Wednesday, November 4, 2009

Words of Advice

While catching up on my DVR, I came across an episode of "18 Kids and Counting" and the mother, Michelle, was asked an interesting question:

"If you could meet the 21 year old version of yourself, what would you say or what differences would there be?"

That got me thinking...what would I tell younger versions of myself?

Age 5: What an amazing imagination you have...you've given me the best memories of my childhood.
The response: Wanna play Barbies with me? My brother Mike always does.

Age 10: Don't get the perm!!!
The response: But I want wavy hair like everyone else!

Age 13: God gave you this height so you can be better than everyone else; quit complaining about it and start using it.
The response: Who cares about being the best at basketball when no boy likes me and there aren't any cool jeans that are long enough?

Age 15: Apply yourself...your good is great but your great is outstanding.

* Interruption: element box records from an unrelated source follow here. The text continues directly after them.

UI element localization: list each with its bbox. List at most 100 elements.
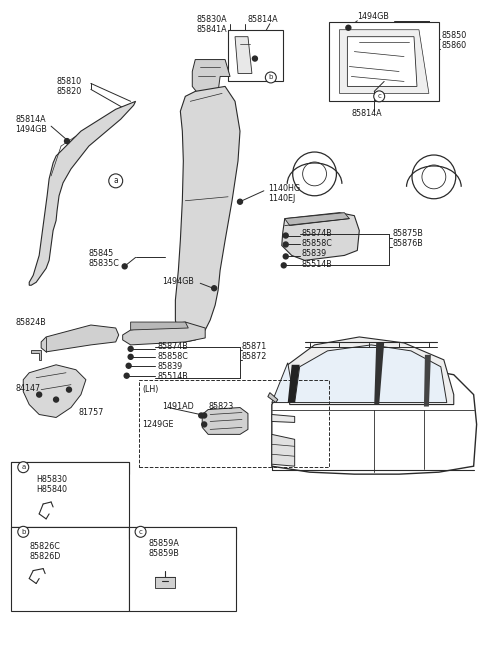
Polygon shape: [123, 322, 205, 345]
Polygon shape: [272, 359, 477, 474]
Text: 85820: 85820: [56, 87, 81, 96]
Circle shape: [36, 392, 42, 397]
Circle shape: [109, 174, 123, 188]
Bar: [129, 527, 236, 611]
Bar: [129, 527, 236, 539]
Circle shape: [126, 363, 131, 368]
Bar: [12, 527, 129, 611]
Circle shape: [135, 526, 146, 537]
Text: 1491AD: 1491AD: [162, 402, 194, 411]
Text: 85874B: 85874B: [301, 229, 332, 238]
Circle shape: [238, 199, 242, 204]
Circle shape: [202, 422, 207, 427]
Polygon shape: [295, 345, 447, 403]
Polygon shape: [41, 325, 119, 352]
Text: 85824B: 85824B: [15, 318, 46, 327]
Circle shape: [18, 526, 29, 537]
Text: 1494GB: 1494GB: [15, 125, 47, 134]
Text: a: a: [21, 464, 25, 470]
Polygon shape: [192, 60, 230, 96]
Text: 85845: 85845: [89, 249, 114, 258]
Text: 85835C: 85835C: [89, 259, 120, 268]
Text: 85872: 85872: [242, 352, 267, 361]
Text: b: b: [269, 75, 273, 81]
Polygon shape: [288, 337, 454, 405]
Polygon shape: [272, 434, 295, 466]
Text: 85876B: 85876B: [392, 239, 423, 248]
Text: 85823: 85823: [208, 402, 233, 411]
Polygon shape: [339, 30, 429, 93]
Text: 85814A: 85814A: [15, 115, 46, 124]
Circle shape: [265, 72, 276, 83]
Circle shape: [18, 462, 29, 473]
Text: 1140HG: 1140HG: [268, 184, 300, 194]
Polygon shape: [272, 363, 295, 403]
Bar: [139, 380, 329, 467]
Circle shape: [283, 233, 288, 238]
Text: 85814A: 85814A: [248, 15, 278, 24]
Polygon shape: [156, 577, 175, 588]
Circle shape: [124, 373, 129, 379]
Text: c: c: [139, 529, 143, 535]
Circle shape: [54, 397, 59, 402]
Circle shape: [64, 138, 70, 144]
Circle shape: [281, 263, 286, 268]
Circle shape: [374, 91, 384, 102]
Text: a: a: [113, 176, 118, 186]
Text: 1494GB: 1494GB: [162, 277, 194, 286]
Text: 85826D: 85826D: [29, 552, 60, 561]
Circle shape: [283, 254, 288, 259]
Circle shape: [199, 413, 204, 418]
Circle shape: [252, 56, 257, 61]
Text: 85859B: 85859B: [148, 549, 180, 558]
Text: 85871: 85871: [242, 342, 267, 352]
Text: 85839: 85839: [301, 249, 327, 258]
Text: 1494GB: 1494GB: [357, 12, 389, 21]
Polygon shape: [272, 415, 295, 422]
Polygon shape: [23, 365, 86, 417]
Text: 85850: 85850: [442, 31, 467, 40]
Polygon shape: [235, 37, 252, 73]
Text: 85858C: 85858C: [301, 239, 333, 248]
Text: 1140EJ: 1140EJ: [268, 194, 295, 203]
Text: 85839: 85839: [157, 362, 183, 371]
Text: 85858C: 85858C: [157, 352, 188, 361]
Bar: [329, 22, 439, 101]
Circle shape: [346, 26, 351, 30]
Polygon shape: [424, 355, 431, 407]
Text: 84147: 84147: [15, 384, 40, 393]
Bar: [12, 462, 129, 527]
Text: 85859A: 85859A: [148, 539, 180, 548]
Text: 85810: 85810: [56, 77, 81, 86]
Polygon shape: [31, 350, 41, 359]
Text: 85841A: 85841A: [196, 25, 227, 34]
Text: b: b: [21, 529, 25, 535]
Polygon shape: [29, 101, 136, 285]
Text: 81757: 81757: [79, 408, 104, 417]
Circle shape: [122, 264, 127, 269]
Polygon shape: [282, 213, 360, 260]
Text: c: c: [377, 93, 381, 99]
Polygon shape: [285, 213, 349, 226]
Circle shape: [128, 346, 133, 352]
Text: H85840: H85840: [36, 485, 67, 493]
Circle shape: [283, 242, 288, 247]
Polygon shape: [374, 343, 384, 405]
Polygon shape: [175, 87, 240, 342]
Circle shape: [128, 354, 133, 359]
Text: 85830A: 85830A: [196, 15, 227, 24]
Text: H85830: H85830: [36, 475, 67, 483]
Text: 1249GE: 1249GE: [143, 420, 174, 429]
Polygon shape: [131, 322, 188, 330]
Polygon shape: [288, 365, 300, 403]
Circle shape: [202, 413, 207, 418]
Circle shape: [212, 286, 216, 291]
Bar: [12, 527, 129, 539]
Text: 85814A: 85814A: [351, 109, 382, 117]
Circle shape: [67, 387, 72, 392]
Polygon shape: [268, 393, 278, 403]
Text: (LH): (LH): [143, 385, 159, 394]
Text: 85875B: 85875B: [392, 229, 423, 238]
Text: 85826C: 85826C: [29, 543, 60, 551]
Text: 85860: 85860: [442, 41, 467, 50]
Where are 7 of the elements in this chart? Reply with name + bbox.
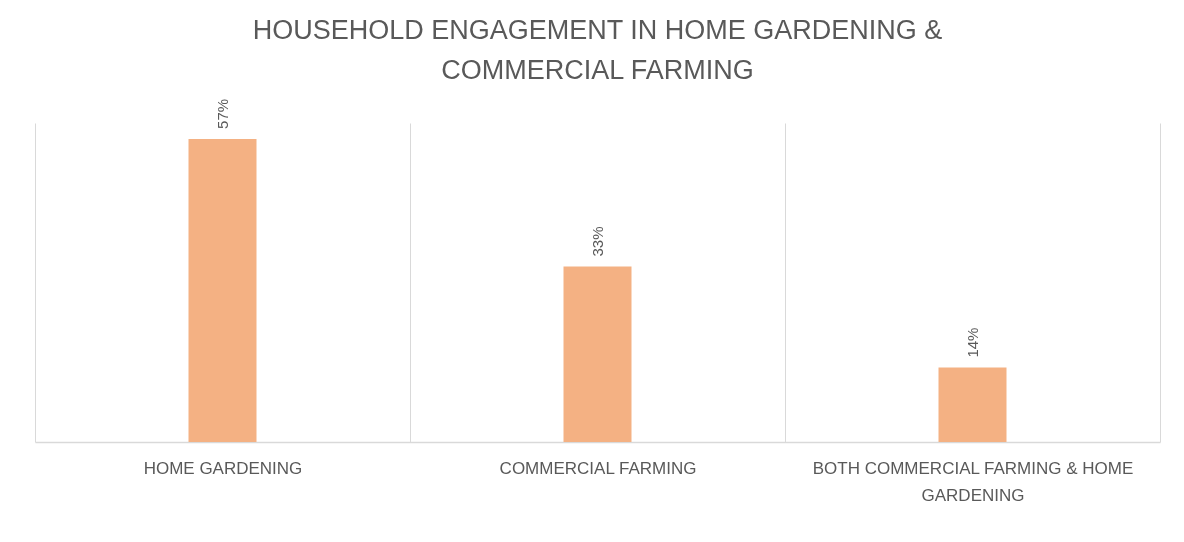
chart-title: HOUSEHOLD ENGAGEMENT IN HOME GARDENING & COMMERCIAL FARMING [252, 14, 943, 85]
x-tick-label: BOTH COMMERCIAL FARMING & HOME GARDENING [812, 458, 1134, 505]
data-label: 33% [588, 226, 606, 257]
data-label: 57% [213, 98, 231, 129]
x-tick-label: COMMERCIAL FARMING [499, 458, 697, 478]
x-tick-label: HOME GARDENING [143, 458, 303, 478]
data-label: 14% [963, 327, 981, 358]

And quit trying to compete with her...you've got her beat in the humor and likability category.
The response: I'm not going to be as smart as those kids and why try harder when I'm already making straight A's?

Age 18: Really? Another shot? Do you really think that's a WISE decision?
The response: You sound like my Mom. Shut up.

Age 21: You're okay and everything will work out...just be patient.
The response: When? Because I'm ready now.

I guess the moral of the story is that hindsight is always 20/20 and there were already people along the way telling me the things that I would eventually want to tell my former self. So that puts me in an interesting spot - should I quit telling my students all the things that I needed to hear because they're going to have to learn it for themselves or should I not stop because I will never know the morsel of wisdom that will stick with them and help them in the future?

There are a few things that my teachers said growing up that really stuck with me...
- My choir teacher, Mr. Antinone telling me that I was an underachiever. I wasn't an underachiever...I was just taking your class to get my Art credit for high school graduation.
- My Senior PEAK English teacher, Mrs. Edgington leveling with me about the Senioritis I had= Retiree-itis that she had...and we both still had to do our work until the last day of school.
- A random Sophomore English teacher in college that allowed me to "prove" to her that the Beatles were in fact poets in an essay.
- My high school basketball coach, Coach DeBord telling me that if I spent as much time in the gym as my boyfriend (a fellow basketball player) that maybe I would be as good as him. Awesome Coach...and you wondered why I quit. It's okay...I'm sure you were relieved to get rid of me.

So maybe I shouldn't quit saying those things...and maybe I should make sure that they are only nice things because I would hate for them to remember me like I remember my high school coach.

1 comment:

The Voskuil's said...

Im clapping!!! It's always bothered me that I could have gone somewhere with my basketball abilities, maybe not real far, but atleast college. I think it's funny I played AAU for 7 years in the most competative form you could find, yet I wasn't good enough for her high school team. I wish I could go back in time and do something about it, but I can't. It still bothers me to this day that I chose basketball over softball because I thought I could get somewhere better with that...then I hated it so bad, I quit! I have severe hatred towards that woman and I think I will always. Good blog...I love it!